Amid the bombardment of devastating images and stories in the aftermath of Hurricane Dorian, it’s only human to want to help. The question is, how should you go about it? Here are a few tips to help guide you toward the most impactful outlets.
Give money, not goods
When there’s so much need, what sort of donation will help the most people: food, clothing, blankets? Actually, it’s money. Food, clothing, blankets, and the like absorb valuable time and resources because they need to be sorted and shipped. And even once they arrive onsite, they’re more likely to get in the way than they are to be put to use because needs evolve rapidly in the wake of a disaster, regardless of whether it’s manmade or natural.
A monetary donation, by contrast, affords the charities working on the ground much more flexibility to buy supplies as they’re needed. That doesn’t mean, however, that the clothes you were ready to donate have no value. Stage a yard sale or sell them to a consignment store and donate the proceeds.
Find the right charity
Easier said than done, right? So much of the recovery from a disaster comes down to the logistics, assessing ever-changing needs and funneling resources toward the proper channels. So, start there. Look for a nonprofit with a reputation for being professional and well-organized and either a deep history of helping in these sorts of emergency scenarios or a pre-existing presence in the region you want to help. It will know where it can have the greatest impact. It’ll also know how to avoid situations where the need will exhaust its resources.
It’s also sensible to keep your donations to that one charity, once you discover it, rather than spreading them among multiple organizations. For one, your donations are likelier to have a greater impact that way. It’ll also minimize your chances of being scammed. Unfortunately, in times of crisis, there is no shortage of people ready to take advantage of the outpouring of generosity. Before you make a single donation, confirm that the organization you’re giving to is a registered 501(c)(3). And, as a rule of thumb, don’t give to a charity that solicits your donation.

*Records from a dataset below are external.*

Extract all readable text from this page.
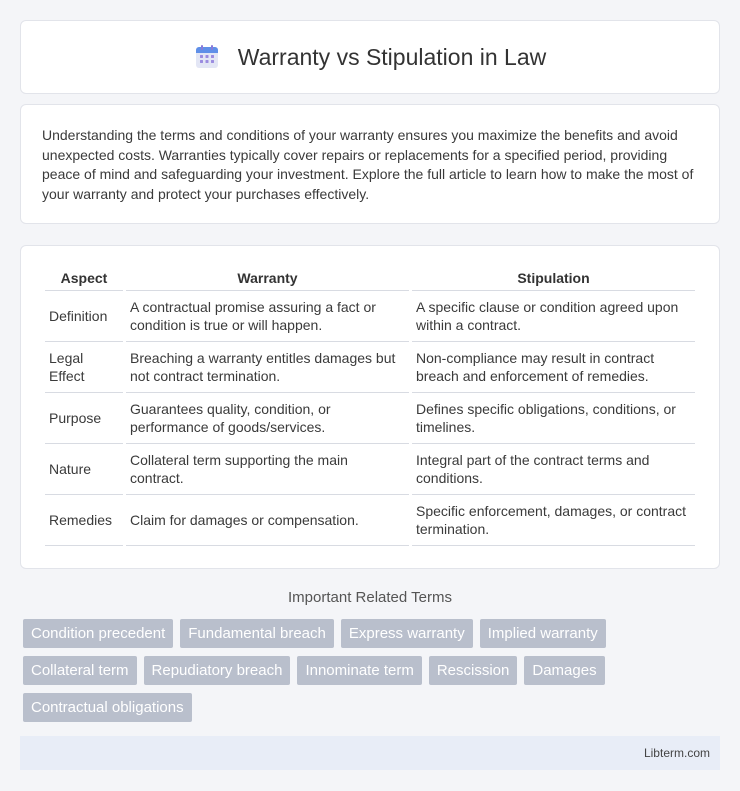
Warranty vs Stipulation in Law

Understanding the terms and conditions of your warranty ensures you maximize the benefits and avoid unexpected costs. Warranties typically cover repairs or replacements for a specified period, providing peace of mind and safeguarding your investment. Explore the full article to learn how to make the most of your warranty and protect your purchases effectively.

Aspect	Warranty	Stipulation
Definition	A contractual promise assuring a fact or condition is true or will happen.	A specific clause or condition agreed upon within a contract.
Legal Effect	Breaching a warranty entitles damages but not contract termination.	Non-compliance may result in contract breach and enforcement of remedies.
Purpose	Guarantees quality, condition, or performance of goods/services.	Defines specific obligations, conditions, or timelines.
Nature	Collateral term supporting the main contract.	Integral part of the contract terms and conditions.
Remedies	Claim for damages or compensation.	Specific enforcement, damages, or contract termination.
Important Related Terms
Condition precedent	Fundamental breach	Express warranty	Implied warranty
Collateral term	Repudiatory breach	Innominate term	Rescission	Damages
Contractual obligations
Libterm.com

Consider the bigger picture
Some speculate that it could take a full generation to rebuild the most devastated parts of the Bahamas. While that may sound extreme, it’s not unusual. Every year, hurricanes, tornadoes, earthquakes, and other natural disasters cause levels of damage that take years to dig out from. We just stop hearing about them after a few weeks because the news cycle has moved on to the next crisis.
So, rather than making one large donation while the recovery effort has your full attention, approach it more like a partnership with your designated charity. Check in with them in a few months to ask how their needs have changed and you can continue to help. Or, establish a monthly, recurring donation.